Since the first Pikes Peak Hill Climb in 1916, racers and teams have charged up the craggy Colorado mountainside, through switchbacks and undulating sweepers, on everything from motorcycles to semis.  Prior to the paved road, gentlemen drivers, and electrified record breakers we know today, Pikes Peak Hill Climb was a dirt and gravel gauntlet that only the most-hardened racers dare to conquer.

1957 Pikes Peak Hill Climb. (Photo by Ray Brock/The Enthusiast Network via Getty Images/Getty Images)

Don’t get it twisted, the 12-mile, 156-turn climb is still plenty dangerous in the present day, with steep cliffs and a 4700-foot elevation gain from start to finish. Back in the day, though, the race possessed a certain level of grit and innovation unseen in today’s contest. The intersection of these values is highly prevalent in monochrome photos captured in the 1960s. America’s open-wheel and road-racing champs pitched sedans, sprint cars, and sports cars up the winding dirt road with reckless abandon.

Of the thousands of entrants over the years, this Jaguar D-Type (shown above) driven by Billy Krause has to be one of the coolest.

Orville Nance in his Chevrolet-powered open-wheel racer, circa 1965. (Photo by Ray Brock/The Enthusiast Network via Getty Images/Getty Images)

Krause was one such old-school renegade racers. He could also be considered the Forrest Gump of motorsports, rubbing shoulders with auto racing’s giants throughout the 1950s and ’60s. Yet he is relatively unknown as a. racer compared to contemporaries like Carroll Shelby, Dan Gurney, and Mickey Thompson.

Legend has it that his family thought open-wheel dirt track racing was too dangerous. Despite winning a midget championship in 1955, Krause made the transition to professional road racing when his father bought him a $10,000 3.4-liter Jaguar D-Type—the rig supposedly once ran at Le Mans.

Bill Krause in his D-Type leads Ken Miles in a Porsche 550 in a race at the 1956 LA County Fairground. (Photo by Bob D’Olivo/The Enthusiast Network via Getty Images/Getty Images)

A native of California, and nicknamed the Compton Comet, Krause campaigned his D-Type throughout the Golden State. In 1958, he finished third in the Riverside Times Grand Prix, behind Chuck Daigh’s Scarab and Gurney’s Ferrari.
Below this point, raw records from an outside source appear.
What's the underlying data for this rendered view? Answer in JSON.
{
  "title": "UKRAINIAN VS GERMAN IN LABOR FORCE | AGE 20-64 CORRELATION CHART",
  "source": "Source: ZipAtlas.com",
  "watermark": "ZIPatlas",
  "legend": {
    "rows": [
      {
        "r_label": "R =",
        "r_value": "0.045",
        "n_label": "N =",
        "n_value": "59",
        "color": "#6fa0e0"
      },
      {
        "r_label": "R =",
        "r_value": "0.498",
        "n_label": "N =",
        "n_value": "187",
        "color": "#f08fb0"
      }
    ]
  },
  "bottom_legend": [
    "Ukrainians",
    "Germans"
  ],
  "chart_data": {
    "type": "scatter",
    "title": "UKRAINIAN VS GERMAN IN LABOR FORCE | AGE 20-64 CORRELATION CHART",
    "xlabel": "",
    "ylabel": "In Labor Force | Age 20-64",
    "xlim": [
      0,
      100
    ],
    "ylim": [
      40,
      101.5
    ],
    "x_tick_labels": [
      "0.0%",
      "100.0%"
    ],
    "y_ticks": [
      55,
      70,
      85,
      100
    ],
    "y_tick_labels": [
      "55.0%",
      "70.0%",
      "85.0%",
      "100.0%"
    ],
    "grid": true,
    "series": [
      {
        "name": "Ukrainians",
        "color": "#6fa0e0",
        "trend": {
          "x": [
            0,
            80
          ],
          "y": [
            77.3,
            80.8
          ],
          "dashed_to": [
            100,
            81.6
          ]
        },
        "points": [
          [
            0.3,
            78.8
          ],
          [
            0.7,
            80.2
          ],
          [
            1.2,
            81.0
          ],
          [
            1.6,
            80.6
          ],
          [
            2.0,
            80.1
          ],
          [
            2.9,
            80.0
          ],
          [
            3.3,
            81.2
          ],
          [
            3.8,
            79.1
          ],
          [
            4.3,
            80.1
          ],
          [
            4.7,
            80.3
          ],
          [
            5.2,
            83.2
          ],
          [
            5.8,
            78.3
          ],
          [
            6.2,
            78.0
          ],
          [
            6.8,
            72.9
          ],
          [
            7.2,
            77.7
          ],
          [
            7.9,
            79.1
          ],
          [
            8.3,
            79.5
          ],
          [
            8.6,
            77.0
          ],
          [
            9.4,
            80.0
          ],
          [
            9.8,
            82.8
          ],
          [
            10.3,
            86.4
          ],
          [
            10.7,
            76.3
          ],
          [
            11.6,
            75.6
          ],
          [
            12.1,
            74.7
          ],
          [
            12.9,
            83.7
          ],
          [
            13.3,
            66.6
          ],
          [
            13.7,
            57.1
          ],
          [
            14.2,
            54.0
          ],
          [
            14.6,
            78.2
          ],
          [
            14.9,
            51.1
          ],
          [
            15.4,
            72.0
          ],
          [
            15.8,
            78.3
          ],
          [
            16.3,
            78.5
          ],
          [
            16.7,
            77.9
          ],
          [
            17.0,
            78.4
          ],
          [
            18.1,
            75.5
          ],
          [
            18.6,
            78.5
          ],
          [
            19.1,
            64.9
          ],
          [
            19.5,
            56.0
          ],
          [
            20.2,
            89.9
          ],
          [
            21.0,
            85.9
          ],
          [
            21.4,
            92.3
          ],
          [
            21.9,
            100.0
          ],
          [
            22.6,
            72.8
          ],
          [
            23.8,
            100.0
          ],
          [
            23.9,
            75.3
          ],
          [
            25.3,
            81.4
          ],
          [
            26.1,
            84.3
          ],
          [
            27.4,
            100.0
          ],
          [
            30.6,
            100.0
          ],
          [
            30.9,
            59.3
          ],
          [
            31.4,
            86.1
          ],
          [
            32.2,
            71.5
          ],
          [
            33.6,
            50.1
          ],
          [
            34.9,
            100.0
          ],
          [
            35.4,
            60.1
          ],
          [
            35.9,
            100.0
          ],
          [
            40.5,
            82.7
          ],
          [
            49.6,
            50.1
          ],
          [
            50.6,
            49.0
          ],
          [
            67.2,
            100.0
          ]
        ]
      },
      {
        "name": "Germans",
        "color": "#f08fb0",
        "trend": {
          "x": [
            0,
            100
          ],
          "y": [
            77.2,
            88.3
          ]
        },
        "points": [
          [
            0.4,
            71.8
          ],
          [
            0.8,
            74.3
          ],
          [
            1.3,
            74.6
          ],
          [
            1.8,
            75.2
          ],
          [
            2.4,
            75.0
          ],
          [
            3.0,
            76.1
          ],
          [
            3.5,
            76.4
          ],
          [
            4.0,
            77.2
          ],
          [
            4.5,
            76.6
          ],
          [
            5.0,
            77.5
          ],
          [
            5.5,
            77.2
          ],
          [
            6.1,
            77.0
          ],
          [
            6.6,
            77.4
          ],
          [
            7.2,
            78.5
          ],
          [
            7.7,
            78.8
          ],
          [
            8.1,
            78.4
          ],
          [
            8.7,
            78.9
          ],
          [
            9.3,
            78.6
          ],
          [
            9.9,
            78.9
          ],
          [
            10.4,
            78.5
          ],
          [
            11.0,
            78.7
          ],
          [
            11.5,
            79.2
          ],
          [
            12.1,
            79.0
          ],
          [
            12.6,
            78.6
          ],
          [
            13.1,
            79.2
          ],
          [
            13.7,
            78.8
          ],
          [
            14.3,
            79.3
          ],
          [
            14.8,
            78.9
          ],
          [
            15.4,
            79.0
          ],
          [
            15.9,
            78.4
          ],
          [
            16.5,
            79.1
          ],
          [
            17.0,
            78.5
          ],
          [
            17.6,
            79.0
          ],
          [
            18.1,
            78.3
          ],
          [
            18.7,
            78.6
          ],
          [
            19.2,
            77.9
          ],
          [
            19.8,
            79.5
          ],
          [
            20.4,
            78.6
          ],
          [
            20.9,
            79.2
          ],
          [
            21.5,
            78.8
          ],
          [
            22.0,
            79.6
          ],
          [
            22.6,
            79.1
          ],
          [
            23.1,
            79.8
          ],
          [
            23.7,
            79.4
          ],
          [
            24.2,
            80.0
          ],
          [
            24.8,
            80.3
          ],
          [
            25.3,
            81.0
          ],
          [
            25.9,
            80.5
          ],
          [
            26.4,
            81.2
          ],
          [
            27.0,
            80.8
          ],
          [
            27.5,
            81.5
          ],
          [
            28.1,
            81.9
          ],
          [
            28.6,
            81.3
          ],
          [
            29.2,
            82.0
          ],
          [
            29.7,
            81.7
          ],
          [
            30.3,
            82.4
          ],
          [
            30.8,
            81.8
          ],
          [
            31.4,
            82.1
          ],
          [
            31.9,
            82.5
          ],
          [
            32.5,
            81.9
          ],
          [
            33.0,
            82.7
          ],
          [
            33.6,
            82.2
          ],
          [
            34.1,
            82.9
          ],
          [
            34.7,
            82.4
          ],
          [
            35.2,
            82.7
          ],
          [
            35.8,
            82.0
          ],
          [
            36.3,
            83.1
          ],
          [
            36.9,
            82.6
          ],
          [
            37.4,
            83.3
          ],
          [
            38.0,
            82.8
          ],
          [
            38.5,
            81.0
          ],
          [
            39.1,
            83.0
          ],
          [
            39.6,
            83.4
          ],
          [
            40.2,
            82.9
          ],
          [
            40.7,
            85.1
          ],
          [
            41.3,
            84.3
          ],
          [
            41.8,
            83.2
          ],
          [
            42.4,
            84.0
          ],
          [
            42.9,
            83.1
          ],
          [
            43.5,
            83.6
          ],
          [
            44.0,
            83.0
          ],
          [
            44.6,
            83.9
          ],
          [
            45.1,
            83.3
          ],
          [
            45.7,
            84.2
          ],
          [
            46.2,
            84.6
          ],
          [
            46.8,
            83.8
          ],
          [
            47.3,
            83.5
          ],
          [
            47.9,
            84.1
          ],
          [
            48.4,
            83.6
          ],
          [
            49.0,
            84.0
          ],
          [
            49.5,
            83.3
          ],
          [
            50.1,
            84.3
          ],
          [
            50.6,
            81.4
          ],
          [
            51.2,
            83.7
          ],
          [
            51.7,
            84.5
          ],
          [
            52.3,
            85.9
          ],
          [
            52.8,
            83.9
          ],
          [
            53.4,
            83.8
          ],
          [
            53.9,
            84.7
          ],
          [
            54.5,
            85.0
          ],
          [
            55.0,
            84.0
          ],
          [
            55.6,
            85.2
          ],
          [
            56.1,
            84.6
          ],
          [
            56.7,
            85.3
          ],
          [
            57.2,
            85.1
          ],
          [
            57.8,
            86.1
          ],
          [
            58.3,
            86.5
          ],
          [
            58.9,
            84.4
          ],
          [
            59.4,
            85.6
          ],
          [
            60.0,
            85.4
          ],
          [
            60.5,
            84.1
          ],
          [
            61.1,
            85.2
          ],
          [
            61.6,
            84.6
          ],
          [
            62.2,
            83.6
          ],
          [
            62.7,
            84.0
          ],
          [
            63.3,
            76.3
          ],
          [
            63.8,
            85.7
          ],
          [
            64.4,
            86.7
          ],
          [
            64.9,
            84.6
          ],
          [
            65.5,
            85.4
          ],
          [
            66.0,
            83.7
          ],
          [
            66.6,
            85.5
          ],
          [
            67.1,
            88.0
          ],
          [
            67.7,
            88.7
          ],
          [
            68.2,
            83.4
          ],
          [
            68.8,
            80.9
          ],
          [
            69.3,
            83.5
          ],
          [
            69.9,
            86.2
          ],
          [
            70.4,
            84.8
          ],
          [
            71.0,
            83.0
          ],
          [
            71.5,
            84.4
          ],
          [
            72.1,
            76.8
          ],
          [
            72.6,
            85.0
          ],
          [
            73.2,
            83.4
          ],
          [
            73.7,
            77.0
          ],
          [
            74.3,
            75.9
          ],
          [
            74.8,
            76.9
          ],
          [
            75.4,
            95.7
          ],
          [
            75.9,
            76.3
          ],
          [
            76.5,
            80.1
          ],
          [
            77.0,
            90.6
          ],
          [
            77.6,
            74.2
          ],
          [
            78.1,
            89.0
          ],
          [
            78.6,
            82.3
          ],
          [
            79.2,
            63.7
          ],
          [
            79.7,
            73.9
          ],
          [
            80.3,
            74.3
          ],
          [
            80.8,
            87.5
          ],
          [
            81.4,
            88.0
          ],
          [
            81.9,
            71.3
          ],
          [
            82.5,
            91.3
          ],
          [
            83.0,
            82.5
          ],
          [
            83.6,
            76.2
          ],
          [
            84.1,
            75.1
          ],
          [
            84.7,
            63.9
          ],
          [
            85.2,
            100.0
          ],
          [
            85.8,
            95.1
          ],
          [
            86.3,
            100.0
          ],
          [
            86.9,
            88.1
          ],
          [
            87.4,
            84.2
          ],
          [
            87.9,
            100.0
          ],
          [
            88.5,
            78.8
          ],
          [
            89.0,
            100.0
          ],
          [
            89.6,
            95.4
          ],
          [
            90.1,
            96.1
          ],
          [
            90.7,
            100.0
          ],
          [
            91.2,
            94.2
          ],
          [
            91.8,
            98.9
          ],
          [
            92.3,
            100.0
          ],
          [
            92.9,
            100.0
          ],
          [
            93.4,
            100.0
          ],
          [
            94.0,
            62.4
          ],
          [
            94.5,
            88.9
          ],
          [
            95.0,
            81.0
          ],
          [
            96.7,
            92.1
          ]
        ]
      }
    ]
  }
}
At Laguna Seca, he shared a grid with Stirling Moss, Jack Brabham, and Jim Hall.

Over the next few years, he became a known commodity in the professional sports car ranks, earning rides in a Maserati Birdcage, a Lotus 19, and Max Balchowsky’s “Old Yeller.” Krause was one of the first Shelby Cobra racers before defecting to the Bowtie to drive a Corvette for Chevrolet at Daytona.

Race winner Bill Krause driving a Maserati Tipo 61 in the 1960 Times GP. (Photo by Bob D’Olivo/The Enthusiast Network via Getty Images/Getty Images)

Meanwhile, a 327-cubic-inch small-block Chevy found its way into the Jaguar’s engine bay. With the Corvette power, Krause raced the D-Type up Pikes Peak in 1960 and 1961, earning a personal best of 14 minutes and 49 seconds (and a second in class, in both outings).

The Ford-powered Lola T70 of Bill Krause sits in the paddock of the Las Vegas USRRC race. (Photo by Bob D’Olivo/The Enthusiast Network via Getty Images/Getty Images)

After driving a few other famous cars, such as a Lotus 30 and a Lola T70, Krause retired from racing to maintain a Honda dealership. Still, his legacy lives on in the record books and in this black-and-white photo of the dirt-tracker turner road-racer willing his Chevy-powered Jag up Pikes Peak.